Scott conduz a narrativa através das interações de seus personagens principais, e destes com uma esquisita fauna de malandros, escroques, ladrões, atravessadores, drogados, brutamontes. Os diálogos imperam, sempre ágeis, marcados pela linguagem marginal, transgressora às convenções morais. Como num roteiro montado para vários protagonismos, cada ator direciona sua própria história, em ambientes e circunstâncias variadas, até se entrecruzarem e convergirem para um final surpreendente. Não por menos, fica a sensação de se estar diante da estrutura de um filme ou de um texto bolado para uma graphic novel. Um clima de urgência, parágrafos curtos e uma linha crescente de suspense.

Para além deste procedimento, há ainda outras possibilidades interpretativas fora do fluxo frenético, que costeia as entrelinhas. Comentários sobre discriminação racial (tema que o autor iria explorar com densidade em “Marrom e amarelo”) e exercícios de intertextualidade, que bebem da cultura pop à mitologia grega. Algo de Renfield, algo de Creta. Mesmo o mito do vampiro pode ser analisado pela perspectiva anímica, do drama existencial dos quem sugam o viço alheio, feito uma necessidade afetiva, feito uma prisão. Um relacionamento vicioso baseado na ruína de ambos os lados.
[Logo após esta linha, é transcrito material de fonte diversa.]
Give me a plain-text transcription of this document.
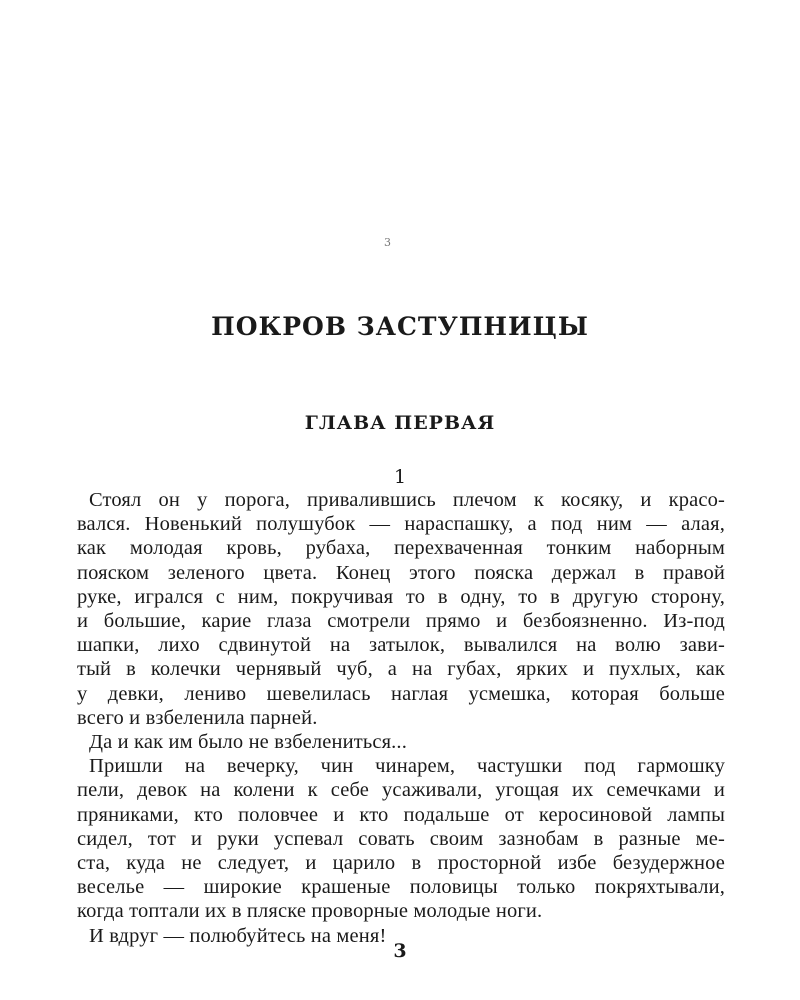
3
ПОКРОВ ЗАСТУПНИЦЫ
ГЛАВА ПЕРВАЯ
1
Стоял он у порога, привалившись плечом к косяку, и красо-
вался. Новенький полушубок — нараспашку, а под ним — алая,
как молодая кровь, рубаха, перехваченная тонким наборным
пояском зеленого цвета. Конец этого пояска держал в правой
руке, игрался с ним, покручивая то в одну, то в другую сторону,
и большие, карие глаза смотрели прямо и безбоязненно. Из-под
шапки, лихо сдвинутой на затылок, вывалился на волю зави-
тый в колечки чернявый чуб, а на губах, ярких и пухлых, как
у девки, лениво шевелилась наглая усмешка, которая больше
всего и взбеленила парней.
Да и как им было не взбелениться...
Пришли на вечерку, чин чинарем, частушки под гармошку
пели, девок на колени к себе усаживали, угощая их семечками и
пряниками, кто половчее и кто подальше от керосиновой лампы
сидел, тот и руки успевал совать своим зазнобам в разные ме-
ста, куда не следует, и царило в просторной избе безудержное
веселье — широкие крашеные половицы только покряхтывали,
когда топтали их в пляске проворные молодые ноги.
И вдруг — полюбуйтесь на меня!
3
Morin definiu a relação entre leitor e personagem, no contexto da construção mitológica que se materializa da realidade e da ficção, como uma força de tensão em que há a interiorização do personagem no leitor, de modo simultâneo e complementar, segundo transferências incessantes e variáveis. “Voláteis” propõe esta experiência, com uma estratégia de conduta narrativa em alta voltagem, personagens instigantes e um apelo de imersão no universo criado da primeira à última página. A chave do enredo, porém, não está em Morin, mas numa frase de Paul Valéry: “Quase todos nossos desejos são criminosos em sua essência”. O que há de humano é sempre mais assustador que qualquer lenda.